Predecessors, however, claim witch-hunt agenda
LUSAKA, Zambia
Zambia’s new government is marking a year in office Wednesday in which fighting corruption has featured prominently.
Opposition presidential candidate Hakainde Hichilema’s United Party for National Development (UPND) scored a landslide victory in 2021 against incumbent President Edgar Lungu’s Patriotic Front (PF) on a strong campaign message of rebuilding the economy and fighting corruption among other electoral promises.
A year down the line, inflation is down from 24% to single digits, with the local currency, the Kwacha, among Africa’s best performing in this year’s third quarter.
On the corruption front, from his inaugural speech, Hichilema said his government would run on a path of integrity and transparency, fighting past, present and future corruption.
This, he said, would not involve a witch-hunt but an exercise to recover suspected looted state assets which rightfully belonged to the people.
At the end of December, the Home Affairs Ministry announced the formation of a Joint Investigations Team (JIT) comprising the police, the Financial Intelligence Centre (FIC), the Anti-Corruption Commission (ACC) and the Drug Enforcement Commission (DEC).
This was followed by the establishment of a fast-track court on corruption.
Since its operation, the JIT has so far questioned former President Lungu’s son Dalitso on the ownership of vehicles under his private firm, while the DEC quizzed Lungu’s wife Esther over the ownership of 15 housing units.
The DEC is also probing Lungu’s daughter Tasila although none of the three matters has yet been determined.
The ACC has so far summoned or arrested a number of Lungu’s former aides, ministers and former party associates who have been connected to abuse of office queries.
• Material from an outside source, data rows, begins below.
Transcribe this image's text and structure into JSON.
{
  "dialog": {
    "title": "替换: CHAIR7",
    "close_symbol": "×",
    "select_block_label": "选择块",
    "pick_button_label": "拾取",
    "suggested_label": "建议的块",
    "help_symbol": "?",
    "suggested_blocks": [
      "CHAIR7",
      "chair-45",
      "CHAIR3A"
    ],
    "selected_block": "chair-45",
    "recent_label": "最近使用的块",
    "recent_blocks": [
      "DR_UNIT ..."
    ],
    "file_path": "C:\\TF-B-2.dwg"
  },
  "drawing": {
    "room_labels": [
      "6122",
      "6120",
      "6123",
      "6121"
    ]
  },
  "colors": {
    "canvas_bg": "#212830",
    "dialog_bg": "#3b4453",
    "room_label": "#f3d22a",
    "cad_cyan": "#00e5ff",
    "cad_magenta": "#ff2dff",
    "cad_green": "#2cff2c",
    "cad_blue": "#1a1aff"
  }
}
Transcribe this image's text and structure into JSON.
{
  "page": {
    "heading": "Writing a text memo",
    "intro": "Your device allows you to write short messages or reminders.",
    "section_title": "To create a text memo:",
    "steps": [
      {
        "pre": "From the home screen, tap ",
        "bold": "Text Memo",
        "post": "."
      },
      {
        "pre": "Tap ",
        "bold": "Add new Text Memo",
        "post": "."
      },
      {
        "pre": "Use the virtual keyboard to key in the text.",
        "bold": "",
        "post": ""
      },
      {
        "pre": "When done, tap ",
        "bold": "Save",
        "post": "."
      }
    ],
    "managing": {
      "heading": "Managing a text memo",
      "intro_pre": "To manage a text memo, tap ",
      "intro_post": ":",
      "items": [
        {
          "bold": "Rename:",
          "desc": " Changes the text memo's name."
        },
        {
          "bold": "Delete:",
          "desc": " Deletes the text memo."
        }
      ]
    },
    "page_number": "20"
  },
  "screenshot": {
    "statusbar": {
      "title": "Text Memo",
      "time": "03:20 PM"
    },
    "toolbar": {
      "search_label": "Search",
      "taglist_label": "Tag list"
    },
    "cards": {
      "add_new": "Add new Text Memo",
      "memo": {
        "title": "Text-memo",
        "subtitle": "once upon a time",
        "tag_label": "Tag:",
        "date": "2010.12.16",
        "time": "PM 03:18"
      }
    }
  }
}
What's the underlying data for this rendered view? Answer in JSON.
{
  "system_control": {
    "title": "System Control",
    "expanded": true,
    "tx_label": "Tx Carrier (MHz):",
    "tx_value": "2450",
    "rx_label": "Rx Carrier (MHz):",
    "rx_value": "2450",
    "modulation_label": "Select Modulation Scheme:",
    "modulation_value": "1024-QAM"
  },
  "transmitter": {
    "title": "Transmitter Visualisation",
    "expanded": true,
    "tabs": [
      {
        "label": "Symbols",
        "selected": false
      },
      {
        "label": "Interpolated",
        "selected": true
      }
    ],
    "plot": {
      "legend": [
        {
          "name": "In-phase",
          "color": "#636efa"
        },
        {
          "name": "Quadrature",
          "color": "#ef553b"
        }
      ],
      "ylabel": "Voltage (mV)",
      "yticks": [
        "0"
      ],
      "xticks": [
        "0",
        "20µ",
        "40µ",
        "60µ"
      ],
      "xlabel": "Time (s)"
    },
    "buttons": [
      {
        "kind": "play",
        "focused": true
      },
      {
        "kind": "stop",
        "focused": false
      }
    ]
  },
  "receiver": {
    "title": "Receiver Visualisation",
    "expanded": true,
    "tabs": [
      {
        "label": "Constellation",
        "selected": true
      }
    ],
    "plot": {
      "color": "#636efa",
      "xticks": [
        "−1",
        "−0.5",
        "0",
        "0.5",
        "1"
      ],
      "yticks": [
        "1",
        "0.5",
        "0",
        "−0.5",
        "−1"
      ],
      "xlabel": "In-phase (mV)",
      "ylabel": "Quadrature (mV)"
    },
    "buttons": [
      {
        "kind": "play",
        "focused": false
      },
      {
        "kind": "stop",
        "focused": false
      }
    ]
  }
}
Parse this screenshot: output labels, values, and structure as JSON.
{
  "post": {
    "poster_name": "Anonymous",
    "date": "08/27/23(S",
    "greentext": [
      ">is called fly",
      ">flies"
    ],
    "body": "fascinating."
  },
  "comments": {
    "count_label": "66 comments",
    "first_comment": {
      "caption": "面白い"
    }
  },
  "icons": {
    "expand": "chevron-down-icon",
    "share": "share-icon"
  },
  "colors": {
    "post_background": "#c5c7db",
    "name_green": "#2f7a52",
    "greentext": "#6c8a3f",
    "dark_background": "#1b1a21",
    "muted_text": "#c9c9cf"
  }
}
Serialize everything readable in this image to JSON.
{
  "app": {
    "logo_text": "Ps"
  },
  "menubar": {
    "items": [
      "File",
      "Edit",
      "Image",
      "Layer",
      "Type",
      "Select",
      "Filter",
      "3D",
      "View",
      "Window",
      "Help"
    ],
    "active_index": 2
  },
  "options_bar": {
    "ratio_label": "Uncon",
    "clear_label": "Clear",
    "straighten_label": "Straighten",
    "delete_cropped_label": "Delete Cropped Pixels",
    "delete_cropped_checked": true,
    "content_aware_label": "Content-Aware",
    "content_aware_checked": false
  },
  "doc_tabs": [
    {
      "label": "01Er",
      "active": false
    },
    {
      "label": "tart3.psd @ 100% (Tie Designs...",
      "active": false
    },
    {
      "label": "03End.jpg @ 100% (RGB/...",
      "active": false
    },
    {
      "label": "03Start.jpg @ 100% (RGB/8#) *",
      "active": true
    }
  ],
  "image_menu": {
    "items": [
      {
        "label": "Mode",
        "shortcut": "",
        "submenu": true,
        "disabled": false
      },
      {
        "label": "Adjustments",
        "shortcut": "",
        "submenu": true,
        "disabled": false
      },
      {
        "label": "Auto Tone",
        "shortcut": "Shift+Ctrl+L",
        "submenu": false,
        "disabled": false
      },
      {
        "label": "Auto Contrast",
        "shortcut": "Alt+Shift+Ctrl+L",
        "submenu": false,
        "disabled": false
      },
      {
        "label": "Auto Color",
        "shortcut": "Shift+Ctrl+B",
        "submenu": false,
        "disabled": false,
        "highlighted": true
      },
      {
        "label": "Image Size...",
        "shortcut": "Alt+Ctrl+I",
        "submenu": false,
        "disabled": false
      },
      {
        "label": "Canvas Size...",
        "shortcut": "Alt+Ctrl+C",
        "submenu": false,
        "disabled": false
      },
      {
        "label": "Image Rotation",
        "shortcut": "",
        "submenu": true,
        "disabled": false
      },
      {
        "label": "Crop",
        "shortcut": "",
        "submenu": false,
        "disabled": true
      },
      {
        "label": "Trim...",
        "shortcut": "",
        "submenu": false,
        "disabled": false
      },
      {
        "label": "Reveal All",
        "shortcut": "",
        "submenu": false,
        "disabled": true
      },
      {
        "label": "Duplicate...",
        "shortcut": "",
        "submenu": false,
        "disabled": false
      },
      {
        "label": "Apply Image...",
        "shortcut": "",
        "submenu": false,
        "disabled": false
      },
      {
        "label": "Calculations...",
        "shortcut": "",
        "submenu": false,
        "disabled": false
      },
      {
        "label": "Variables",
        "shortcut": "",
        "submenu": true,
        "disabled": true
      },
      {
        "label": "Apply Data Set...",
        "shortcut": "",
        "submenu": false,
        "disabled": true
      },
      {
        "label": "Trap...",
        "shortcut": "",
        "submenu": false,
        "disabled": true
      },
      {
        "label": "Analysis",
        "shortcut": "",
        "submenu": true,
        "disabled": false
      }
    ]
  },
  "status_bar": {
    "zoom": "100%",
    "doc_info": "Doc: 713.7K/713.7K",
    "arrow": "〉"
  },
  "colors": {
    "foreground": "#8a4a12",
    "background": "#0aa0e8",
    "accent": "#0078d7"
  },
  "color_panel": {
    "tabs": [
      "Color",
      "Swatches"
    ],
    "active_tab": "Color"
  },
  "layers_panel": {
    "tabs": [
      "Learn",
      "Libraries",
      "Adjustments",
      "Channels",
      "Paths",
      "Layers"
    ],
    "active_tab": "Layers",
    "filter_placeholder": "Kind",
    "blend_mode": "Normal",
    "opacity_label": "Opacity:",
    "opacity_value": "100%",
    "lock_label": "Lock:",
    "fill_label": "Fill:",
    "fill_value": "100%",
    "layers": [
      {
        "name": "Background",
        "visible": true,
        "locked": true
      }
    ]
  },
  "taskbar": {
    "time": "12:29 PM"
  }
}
Again, none of these cases have been concluded by courts of law.
Lungu himself still enjoys immunity against prosecution, and if he were to face any interrogation, the country’s parliament would have to pass a two-thirds majority motion to lift his immunity.
“I know it is me they are after in this sequence. It is like you are peeling an orange or an onion,” Lungu remarked to PF officials that went to show solidarity to Esther on her summoning.
Various PF members, including those summoned by the ACC, accuse the commission of carrying out a witch-hunt against them so as to settle political scores, an allegation the commission fervently denies.
Hichilema placed a new board of directors at the ACC, which has since shifted into a new gear in reasonable comparison to how the commission worked under Lungu.
Gilbert Phiri, the new director general, suspended his predecessor Silumesi Muchula and two other investigators in the commission’s rank and file in a move termed as an internal clean-up of the institution.
“In fact, the commission is aware of some questionable decisions made in the recent past that had caused concern among members of the public regarding the integrity of the corruption fight, and this is why we are saying we will vigorously tackle past, present and future corruption,” said new ACC board chairman Musa Mwenye during a recent breakfast meeting with the press in the capital, Lusaka.
Phiri said the commission will leave no stone unturned in ensuring that the commission clearly executes its mandate to the satisfaction of the Zambian public.
Transparency International’s Zambia chapter welcomes the strides scored by the new government in tackling corruption and wants cases to be thoroughly probed and the right form of justice dispensed.
In reaction to a recent forfeiture of 24 vehicles by the JIT to the state, chapter president Kalungu Sampa said traces of corruption were evidenced in most cases at the fore and those culpable must be brought to book.